Fleischmann described a “stunned chaos” immediately following the shooting, as members and staffers checked on one another and some tended to the wounded. Fleischmann led a prayer. A bus ultimately arrived to transport the members and staff back to Capitol Hill, a frustratingly long ride through morning traffic.

In the House gym, Duncan encountered Ryan as he spoke with his own security detail, looking concerned. By that point, Duncan had not yet learned of the attack on his colleagues, and asked Ryan if he was all right. “Yes, everything’s still blurry,” a stunned Ryan told Duncan, the South Carolina congressman later told reporters. “I’m just trying to make sense of it.” Not wanting to press the speaker, Duncan says he responded, “I’ll pray for you.”

Meanwhile, Democrats got word of the shooting at their own practice, according to Sen. Joe Donnelly, and held an impromptu prayer for their Republican colleagues. When the GOP team returned to the Capitol, a flood of support greeted them. Rep. Tim Murphy, a Pennsylvania Republican and a practicing psychologist, offered counseling to his colleagues.

But the process of coming to grips with the attack was only beginning for lawmakers Wednesday afternoon. “I do think our world changed a little bit today in how we operate in Congress,” Duncan said.

Republican Rep. Martha McSally, former Air Force fighter pilot who represents Gabby Giffords’ district in Arizona, has been the recipient of death threats. Last month, the FBI arrested a Tucson man who left a series of threatening voicemails directed at the congresswoman.

“I don’t want to politicize this, but I do think we need to take a hard look inside ourselves as to how we are behaving towards each other in our sincerely held beliefs on policy issues,” McSally told reporters after the briefing.

“We can have a discussion on the health-care debate, but when you have people doing ‘die-ins’ and basically, they’re accusing me of getting up in the morning trying to figure out how to make their family member die. That’s not what’s in my heart,” she said, referring to activists who are protesting the GOP health-care bill. “I put my life on the line to protect our freedoms and I’m here to serve.”

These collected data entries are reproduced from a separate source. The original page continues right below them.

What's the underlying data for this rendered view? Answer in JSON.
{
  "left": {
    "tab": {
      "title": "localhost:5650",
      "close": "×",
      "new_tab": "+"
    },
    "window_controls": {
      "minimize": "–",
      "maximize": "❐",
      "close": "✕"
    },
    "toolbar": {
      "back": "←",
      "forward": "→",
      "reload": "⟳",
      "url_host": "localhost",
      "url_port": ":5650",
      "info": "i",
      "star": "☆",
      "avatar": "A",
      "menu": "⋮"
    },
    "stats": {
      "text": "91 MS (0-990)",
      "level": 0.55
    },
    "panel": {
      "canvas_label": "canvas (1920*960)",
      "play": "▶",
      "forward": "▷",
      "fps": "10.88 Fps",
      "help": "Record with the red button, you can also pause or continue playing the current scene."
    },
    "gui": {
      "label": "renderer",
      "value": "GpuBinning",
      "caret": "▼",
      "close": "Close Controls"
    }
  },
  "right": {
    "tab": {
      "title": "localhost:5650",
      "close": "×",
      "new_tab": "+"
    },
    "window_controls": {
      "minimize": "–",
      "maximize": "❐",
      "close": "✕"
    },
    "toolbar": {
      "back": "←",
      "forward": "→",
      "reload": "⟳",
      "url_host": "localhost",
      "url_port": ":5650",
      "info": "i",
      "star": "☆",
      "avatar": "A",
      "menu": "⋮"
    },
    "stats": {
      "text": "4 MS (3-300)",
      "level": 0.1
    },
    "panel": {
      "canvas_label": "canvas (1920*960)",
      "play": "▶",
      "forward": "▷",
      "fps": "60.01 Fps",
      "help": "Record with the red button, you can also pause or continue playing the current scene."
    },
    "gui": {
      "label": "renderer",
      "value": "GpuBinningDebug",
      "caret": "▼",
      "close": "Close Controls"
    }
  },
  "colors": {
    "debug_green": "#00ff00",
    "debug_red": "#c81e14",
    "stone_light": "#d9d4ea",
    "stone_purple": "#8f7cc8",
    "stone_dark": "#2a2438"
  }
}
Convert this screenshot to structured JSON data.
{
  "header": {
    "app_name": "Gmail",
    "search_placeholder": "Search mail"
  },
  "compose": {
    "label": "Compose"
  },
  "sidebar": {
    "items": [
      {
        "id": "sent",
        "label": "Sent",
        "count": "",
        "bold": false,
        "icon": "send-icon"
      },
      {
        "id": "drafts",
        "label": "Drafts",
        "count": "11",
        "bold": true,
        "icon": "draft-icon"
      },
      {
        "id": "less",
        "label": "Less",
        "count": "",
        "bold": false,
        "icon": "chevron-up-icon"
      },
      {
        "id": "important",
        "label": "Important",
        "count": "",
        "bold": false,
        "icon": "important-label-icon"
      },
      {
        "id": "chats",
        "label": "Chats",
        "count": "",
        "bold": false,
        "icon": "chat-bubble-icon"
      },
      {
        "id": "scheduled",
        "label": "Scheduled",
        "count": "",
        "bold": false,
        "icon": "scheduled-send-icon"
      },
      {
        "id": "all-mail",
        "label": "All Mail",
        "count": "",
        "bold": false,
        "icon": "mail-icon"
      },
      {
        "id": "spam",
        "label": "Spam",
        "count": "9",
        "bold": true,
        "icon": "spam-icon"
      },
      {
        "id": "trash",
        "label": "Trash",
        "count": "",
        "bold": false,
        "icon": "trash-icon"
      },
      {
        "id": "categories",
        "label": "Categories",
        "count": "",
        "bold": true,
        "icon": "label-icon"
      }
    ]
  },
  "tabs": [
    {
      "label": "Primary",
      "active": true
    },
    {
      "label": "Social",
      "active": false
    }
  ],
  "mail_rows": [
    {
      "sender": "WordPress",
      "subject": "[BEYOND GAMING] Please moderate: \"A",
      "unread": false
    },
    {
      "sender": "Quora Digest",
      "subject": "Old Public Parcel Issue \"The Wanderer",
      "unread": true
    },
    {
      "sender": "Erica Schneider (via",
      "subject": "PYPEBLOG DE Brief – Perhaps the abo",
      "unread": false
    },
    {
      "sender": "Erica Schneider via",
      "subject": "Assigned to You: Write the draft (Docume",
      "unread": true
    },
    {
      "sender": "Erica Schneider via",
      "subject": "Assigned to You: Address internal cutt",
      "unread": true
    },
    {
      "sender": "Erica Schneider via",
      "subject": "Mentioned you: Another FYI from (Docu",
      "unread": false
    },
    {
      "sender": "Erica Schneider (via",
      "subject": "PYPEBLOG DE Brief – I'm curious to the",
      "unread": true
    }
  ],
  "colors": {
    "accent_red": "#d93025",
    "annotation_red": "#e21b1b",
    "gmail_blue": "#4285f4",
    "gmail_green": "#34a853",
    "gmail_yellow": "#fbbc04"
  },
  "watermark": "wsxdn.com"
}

“If you don’t think there are others out there who are unstable or on the verge of violence who are listening to all of that… I have to operate in the political circus, but I’m not going to breathe life into it. I’m not going to stir it.”

New York Rep. Joseph Crowley, chairman of the Democratic caucus, noted how threats are part and parcel of being a member of Congress. “There’s no fool-proof plan in guaranteeing the safety of everyone,” Crowley said. “It’s part of job to try to draw attention to ourselves, it’s part of what we do, so we have to deal with the ramifications, both positively and negatively.”

The congressman from Queens said members are often advised on how to operate safely, and have been told, even before this shooting incident, to exercise caution when on the Capitol Plaza, for example. But the heightened tenor of discourse, he said, has added another layer of concern.

“There has been tone and rhetoric, and I think we do have a responsibility to be mindful of that,” he said. “And I think it starts at the top, as well. It’s the president on down. We all have a role to play here.”